En droit genevois actuel, la législation n’est pas adaptée aux modifications législatives fédérales, elle ne mentionne pas la possibilité de déduire des dons en faveur de la Confédération, des cantons, des communes et de leurs établissements et l’on constate que son plafond de déductibilité est bien en deçà des normes fédérales.
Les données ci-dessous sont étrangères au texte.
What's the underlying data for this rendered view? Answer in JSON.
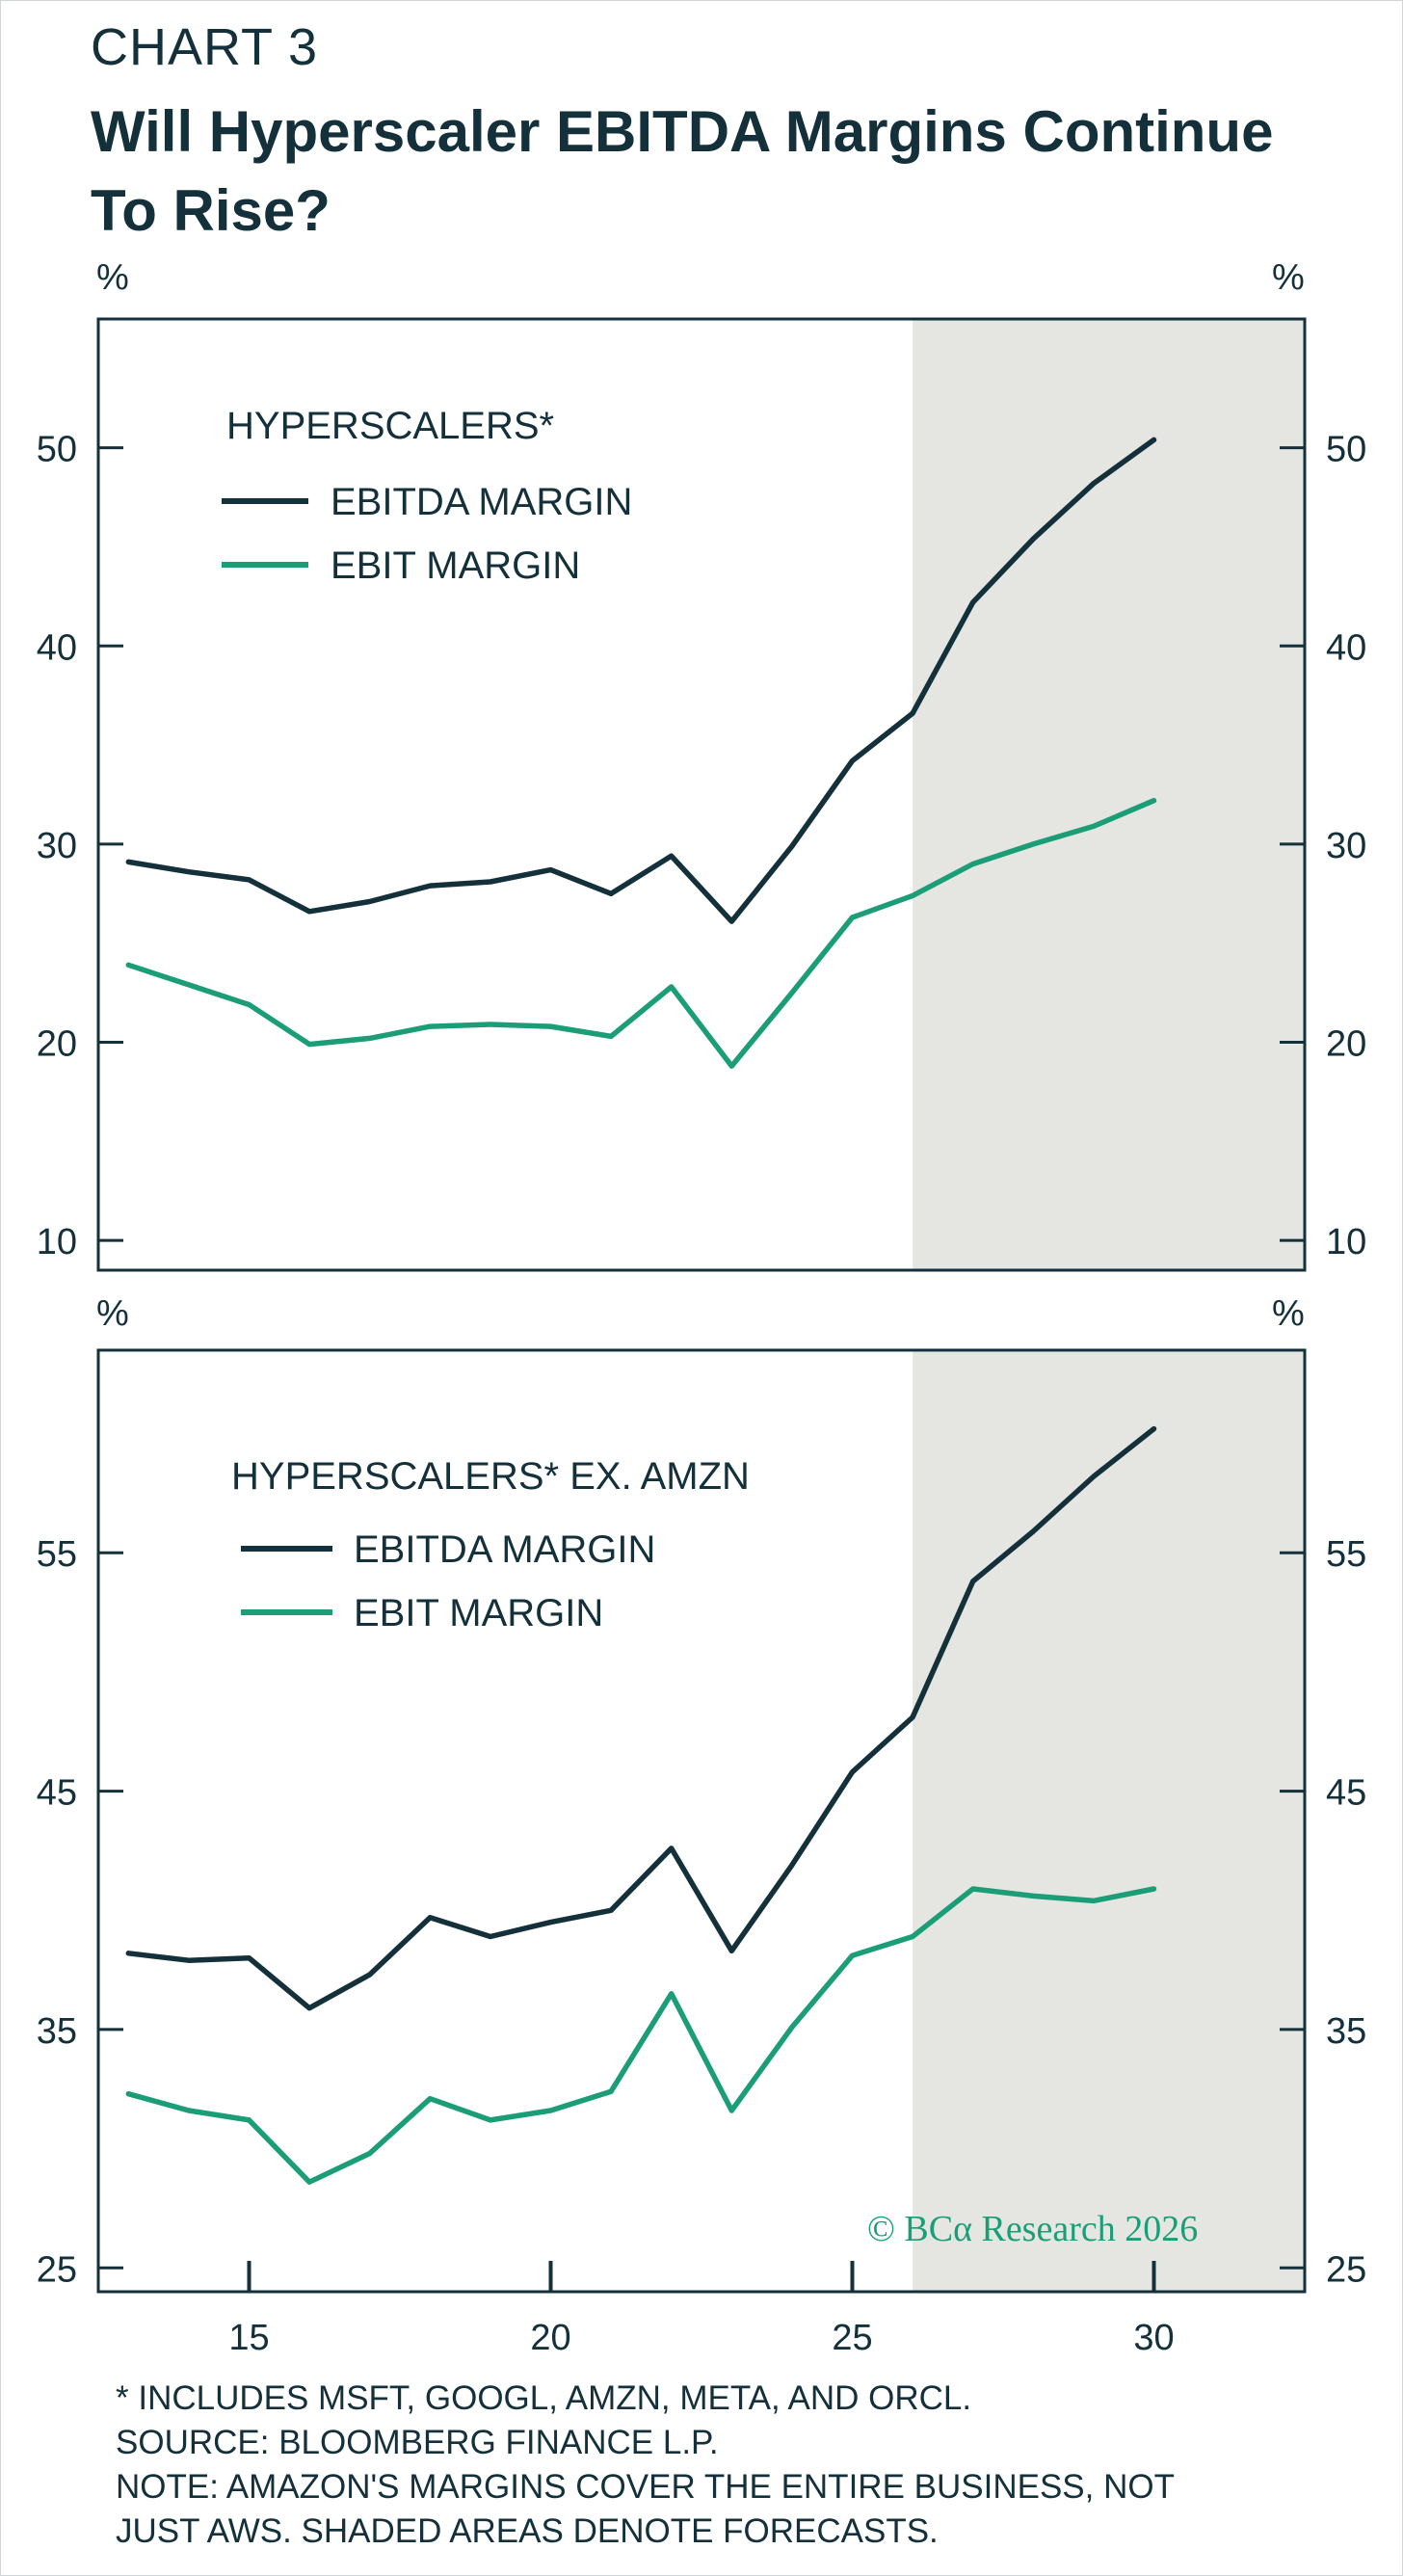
{
  "header": {
    "chart_label": "CHART 3",
    "title": "Will Hyperscaler EBITDA Margins Continue To Rise?"
  },
  "footnotes": [
    "* INCLUDES MSFT, GOOGL, AMZN, META, AND ORCL.",
    "SOURCE: BLOOMBERG FINANCE L.P.",
    "NOTE: AMAZON'S MARGINS COVER THE ENTIRE BUSINESS, NOT",
    "JUST AWS. SHADED AREAS DENOTE FORECASTS."
  ],
  "copyright": "© BCα Research 2026",
  "colors": {
    "ebitda": "#14303a",
    "ebit": "#1b9e78",
    "forecast_shade": "#e5e6e1",
    "axis": "#14303a"
  },
  "chart_data": [
    {
      "type": "line",
      "legend_title": "HYPERSCALERS*",
      "y_unit": "%",
      "ylim": [
        8.5,
        56.5
      ],
      "yticks": [
        10,
        20,
        30,
        40,
        50
      ],
      "xlim": [
        2012.5,
        2032.5
      ],
      "xticks": [
        15,
        20,
        25,
        30
      ],
      "forecast_start": 2026,
      "x": [
        2013,
        2014,
        2015,
        2016,
        2017,
        2018,
        2019,
        2020,
        2021,
        2022,
        2023,
        2024,
        2025,
        2026,
        2027,
        2028,
        2029,
        2030
      ],
      "series": [
        {
          "name": "EBITDA MARGIN",
          "color": "#14303a",
          "values": [
            29.1,
            28.6,
            28.2,
            26.6,
            27.1,
            27.9,
            28.1,
            28.7,
            27.5,
            29.4,
            26.1,
            29.9,
            34.2,
            36.6,
            42.2,
            45.4,
            48.2,
            50.4
          ]
        },
        {
          "name": "EBIT MARGIN",
          "color": "#1b9e78",
          "values": [
            23.9,
            22.9,
            21.9,
            19.9,
            20.2,
            20.8,
            20.9,
            20.8,
            20.3,
            22.8,
            18.8,
            22.5,
            26.3,
            27.4,
            29.0,
            30.0,
            30.9,
            32.2
          ]
        }
      ]
    },
    {
      "type": "line",
      "legend_title": "HYPERSCALERS* EX. AMZN",
      "y_unit": "%",
      "ylim": [
        24,
        63.5
      ],
      "yticks": [
        25,
        35,
        45,
        55
      ],
      "xlim": [
        2012.5,
        2032.5
      ],
      "xticks": [
        15,
        20,
        25,
        30
      ],
      "forecast_start": 2026,
      "x": [
        2013,
        2014,
        2015,
        2016,
        2017,
        2018,
        2019,
        2020,
        2021,
        2022,
        2023,
        2024,
        2025,
        2026,
        2027,
        2028,
        2029,
        2030
      ],
      "series": [
        {
          "name": "EBITDA MARGIN",
          "color": "#14303a",
          "values": [
            38.2,
            37.9,
            38.0,
            35.9,
            37.3,
            39.7,
            38.9,
            39.5,
            40.0,
            42.6,
            38.3,
            41.9,
            45.8,
            48.1,
            53.8,
            55.9,
            58.2,
            60.2
          ]
        },
        {
          "name": "EBIT MARGIN",
          "color": "#1b9e78",
          "values": [
            32.3,
            31.6,
            31.2,
            28.6,
            29.8,
            32.1,
            31.2,
            31.6,
            32.4,
            36.5,
            31.6,
            35.1,
            38.1,
            38.9,
            40.9,
            40.6,
            40.4,
            40.9
          ]
        }
      ]
    }
  ]
}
Dans un souci de renforcer la compétitivité du canton de Genève pour les institutions poursuivant un but d’utilité publique, et par souci d’harmonisation fiscale, ce nouveau projet de loi cantonal propose de porter le plafond de la déduction à 20 % du revenu imposable.

 

2. concernant les impôts sur les successions et sur les donations (modification des art.6 LDE et 28 LDS)

 

  • unification, entre les donations et les successions, des dispositions concernant l’exonération des versements bénévoles ;
  • pour les institutions suisses : exonération complète en cas de libéralités versées à des institutions suisses exonérées d’impôts sur le bénéfice et sur le capital en raison de leur but de service public, d’utilité publique, cultuel, ou en faveur de la Confédération, des cantons, des communes et de leurs établissements ;
  • pour les institutions étrangères, exonération similaire dans la mesure où elles peuvent revendiquer l’application d’une clause de non-discrimination prévue par une convention de double imposition ;
  • pour les autres institutions étrangères, exonération à la libre appréciation du Conseil d’Etat.

 

3. concernant le droit de mutation en cas d’achat d’immeubles par une institution poursuivant un but d’utilité publique (modification art. 42 LDE)

 

  • exonération pour les acquisitions d’immeubles faites dans un but d’utilité publique ou cultuel.

 

Le système actuel exonère du droit de mutation les institutions mentionnées à l’article 28, alinéa 1 lettres a à p (églises, Croix-Rouge etc.), mais pas les autres institutions poursuivant un but d’utilité publique. Cette inégalité de traitement n’a pas de raison d’être. Il convient donc d’élargir le champ d’application de cette disposition.

 

4. concernant l’impôt immobilier complémentaire (modification de l’art 76 al.1 LCP)

 

  • exonération pour les immeubles appartenant à des institutions exonérées d’impôts.

 

Il convient donc de lever toute ambiguïté sur cette question et de prévoir, à l’instar d’autres cantons, une exonération de l’impôt immobilier complémentaire pour les immeubles appartenant à des institutions exonérées d’impôt en raison de leur but d’utilité publique ou de service public.

 

On peut espérer que cette modernisation nécessaire de la fiscalité cantonale aboutira rapidement et incitera ainsi les nombreux mécènes genevois à poursuivre, voire à intensifier, leur action.